The petitioner contends that it was improperly denied the exemption because the accommodations it provides to its clients are ancillary to its primary purpose of providing medical services. The respondents, on the other hand, argue that an HRF can never be subject to the exemption because its basic function is to provide accommodations to its residents. As conceded by the petitioner, the subject facility is primarily a HRF and not a nursing home. Based upon an analysis of the applicable statutory and regulatory provisions relating to HRFs and bearing in mind that tax exemption statutes are to be strictly construed (see, County of Herkimer v Village of Herkimer, 251 App Div 126, affd 279 NY 560), we conclude that the issue of entitlement to the exemption must be decided on a case-by-case basis, and the party seeking the exemption must bear the burden of demonstrating that the facility is not used primarily for dwellings and accommodations.
Public Health Law article 28 recognizes that the availability of HRFs and nursing homes is of vital concern to the public (see, Public Health Law § 2800). Based upon the recognition of the importance of these facilities they are extensively regulated (see, 10 NYCRR parts 420, 421 et seq.). However, the quantity and quality of the medical services to be provided by a HRF are dictated by the needs of its residents. For example, the resident of a HRF must agree to an annual physician’s visit with more frequent visits only if indicated or medically necessary (see, 10 NYCRR 420.1 [d] [1]). Moreover, the HRF does not have to provide for physician’s services as part of its basic agreement (10 NYCRR 420.1 [d] [2]). In addition, the medical staff must only be sufficient to meet the medical needs of the residents (10 NYCRR 421.1 [g] [1]). The foregoing regulatory provisions make it clear that the level of medical services that the HRF must provide depends upon the functioning level of its clientele. Other factors, while not disposi*874tive, will also aid in determining whether the HRF provides accommodations which are only ancillary to the providing of medical services. For example, the HRF may provide outpatient medical services (see, 10 NYCRR part 425). Moreover, the financial statements of the facility will indicate how much of the operating expenses are allocated to accommodations as compared to medical services. Thus, for all of the reasons stated herein, in order for a HRF to qualify for the exemption, it must be demonstrated that it is not used primarily for the furnishing of dwelling space or accommodations.
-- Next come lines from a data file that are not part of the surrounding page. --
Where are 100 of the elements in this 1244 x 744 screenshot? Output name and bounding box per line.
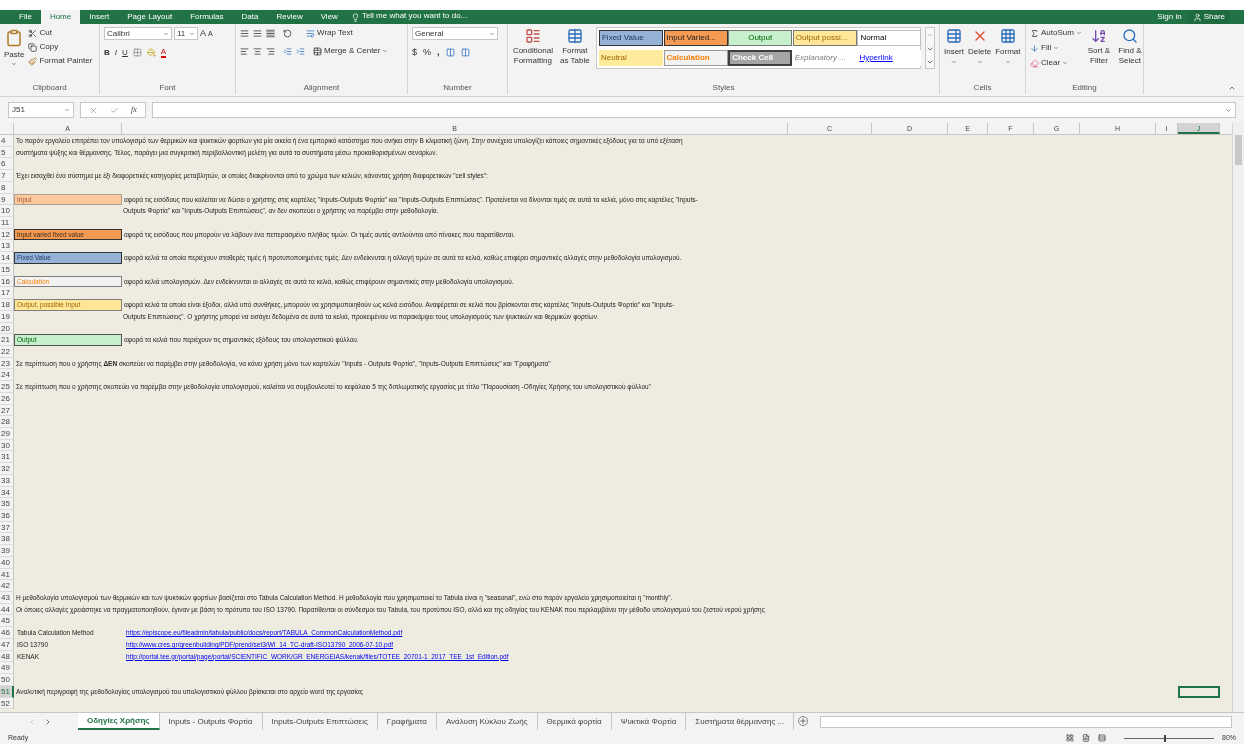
row-header[interactable]: 13: [0, 240, 14, 253]
fill-button[interactable]: Fill: [1030, 42, 1082, 54]
row-header[interactable]: 38: [0, 533, 14, 546]
orientation-icon[interactable]: [283, 28, 292, 38]
row-header[interactable]: 7: [0, 170, 14, 182]
row-header[interactable]: 10: [0, 205, 14, 218]
add-sheet-icon[interactable]: [798, 716, 809, 726]
page-layout-icon[interactable]: [1082, 734, 1090, 742]
middle-align-icon[interactable]: [253, 28, 262, 38]
borders-icon[interactable]: [132, 48, 142, 57]
row-header[interactable]: 42: [0, 580, 14, 593]
clear-button[interactable]: Clear: [1030, 57, 1082, 69]
comma-button[interactable]: ,: [437, 46, 440, 60]
number-format-dropdown[interactable]: General: [412, 27, 498, 40]
ribbon-tab[interactable]: Data: [232, 10, 268, 24]
row-header[interactable]: 43: [0, 592, 14, 604]
grow-font-button[interactable]: A: [200, 27, 206, 41]
cell-style-swatch[interactable]: Input Varied...: [663, 30, 728, 46]
ribbon-tab[interactable]: File: [10, 10, 41, 24]
tell-me-field[interactable]: Tell me what you want to do...: [361, 10, 468, 22]
row-header[interactable]: 36: [0, 510, 14, 522]
sign-in-link[interactable]: Sign in: [1151, 11, 1188, 23]
ribbon-tab[interactable]: View: [311, 10, 347, 24]
sheet-tab[interactable]: Οδηγίες Χρήσης: [78, 713, 160, 730]
autosum-button[interactable]: AutoSum: [1030, 27, 1082, 39]
ribbon-tab[interactable]: Formulas: [181, 10, 233, 24]
row-header[interactable]: 50: [0, 674, 14, 686]
font-name-dropdown[interactable]: Calibri: [104, 27, 172, 41]
cell-style-swatch[interactable]: Output possi...: [792, 30, 857, 46]
row-header[interactable]: 32: [0, 463, 14, 475]
row-header[interactable]: 31: [0, 451, 14, 464]
collapse-ribbon-icon[interactable]: [1228, 84, 1236, 92]
sheet-tab[interactable]: Ανάλυση Κύκλου Ζωής: [436, 713, 538, 730]
sheet-tab[interactable]: Inputs-Outputs Επιπτώσεις: [262, 713, 378, 730]
row-header[interactable]: 49: [0, 662, 14, 675]
top-align-icon[interactable]: [240, 28, 249, 38]
ribbon-tab[interactable]: Insert: [80, 10, 119, 24]
row-header[interactable]: 39: [0, 545, 14, 557]
ribbon-tab[interactable]: Home: [40, 10, 81, 24]
row-header[interactable]: 4: [0, 135, 14, 147]
cell-style-swatch[interactable]: Hyperlink: [857, 50, 922, 66]
row-header[interactable]: 14: [0, 252, 14, 264]
row-header[interactable]: 17: [0, 287, 14, 300]
delete-button[interactable]: Delete: [968, 27, 992, 65]
row-header[interactable]: 25: [0, 381, 14, 393]
scroll-thumb[interactable]: [1235, 135, 1242, 165]
fill-color-icon[interactable]: [146, 48, 156, 57]
format-button[interactable]: Format: [995, 27, 1021, 65]
row-header[interactable]: 6: [0, 158, 14, 171]
ribbon-tab[interactable]: Page Layout: [118, 10, 182, 24]
ribbon-tab[interactable]: Review: [267, 10, 312, 24]
formula-input[interactable]: [151, 102, 1236, 118]
cell-style-swatch[interactable]: Fixed Value: [598, 30, 663, 46]
normal-view-icon[interactable]: [1066, 734, 1074, 742]
align-right-icon[interactable]: [266, 46, 275, 56]
paste-button[interactable]: Paste: [4, 27, 25, 67]
row-header[interactable]: 11: [0, 217, 14, 229]
currency-button[interactable]: $: [412, 46, 417, 60]
decrease-indent-icon[interactable]: [283, 46, 292, 56]
insert-button[interactable]: Insert: [944, 27, 964, 65]
sheet-tab[interactable]: Συστήματα θέρμανσης ...: [686, 713, 795, 730]
wrap-text-button[interactable]: Wrap Text: [306, 27, 353, 39]
selected-cell[interactable]: [1178, 685, 1220, 698]
row-header[interactable]: 24: [0, 369, 14, 382]
percent-button[interactable]: %: [423, 46, 432, 60]
italic-button[interactable]: I: [114, 46, 117, 59]
cell-style-swatch[interactable]: Output: [728, 30, 793, 46]
increase-indent-icon[interactable]: [296, 46, 305, 56]
sheet-tab[interactable]: Γραφήματα: [377, 713, 437, 730]
copy-button[interactable]: Copy: [28, 41, 93, 53]
row-header[interactable]: 21: [0, 334, 14, 346]
row-header[interactable]: 35: [0, 498, 14, 510]
font-color-button[interactable]: A: [160, 47, 167, 58]
format-as-table-button[interactable]: Format as Table: [557, 27, 592, 69]
conditional-formatting-button[interactable]: Conditional Formatting: [512, 27, 554, 69]
find-select-button[interactable]: Find & Select: [1115, 27, 1144, 69]
font-size-dropdown[interactable]: 11: [174, 27, 198, 41]
cut-button[interactable]: Cut: [28, 27, 93, 39]
merge-center-button[interactable]: Merge & Center: [313, 45, 389, 57]
bold-button[interactable]: B: [104, 46, 110, 59]
horizontal-scrollbar[interactable]: [820, 716, 1232, 728]
sheet-tab[interactable]: Θερμικά φορτία: [537, 713, 612, 730]
insert-function-button[interactable]: fx: [131, 104, 137, 116]
bottom-align-icon[interactable]: [266, 28, 275, 38]
cell-style-swatch[interactable]: Neutral: [598, 50, 663, 66]
sort-filter-button[interactable]: Sort & Filter: [1085, 27, 1112, 69]
cell-style-swatch[interactable]: Normal: [857, 30, 922, 46]
align-left-icon[interactable]: [240, 46, 249, 56]
share-button[interactable]: Share: [1187, 10, 1230, 24]
sheet-tab[interactable]: Inputs - Outputs Φορτία: [159, 713, 263, 730]
row-header[interactable]: 18: [0, 299, 14, 311]
slider-thumb[interactable]: [1164, 734, 1167, 742]
row-header[interactable]: 28: [0, 416, 14, 428]
underline-button[interactable]: U: [122, 46, 128, 59]
next-sheet-icon[interactable]: [44, 718, 52, 726]
row-header[interactable]: 46: [0, 627, 14, 639]
row-header[interactable]: 45: [0, 615, 14, 628]
name-box[interactable]: J51: [8, 102, 74, 118]
sheet-tab[interactable]: Ψυκτικά Φορτία: [611, 713, 687, 730]
align-center-icon[interactable]: [253, 46, 262, 56]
Based upon the record before us, we conclude that summary judgment was improperly granted to the respondents. Aside from the medical records of an allegedly representative resident of the facility, there is no evidence tending to show the level of care required by the majority of the residents and the extent of services actually provided by the petitioner. Moreover, the financial statements submitted by petitioner pertain to both the HRF and the nursing home instead of providing the relevant data for the facility seeking exemptions. We therefore determine that a trial is warranted on the issue and we remit the matter to the Supreme Court, Nassau County, for this purpose. Bracken, J. P., Weinstein, Rubin and Harwood, JJ., concur.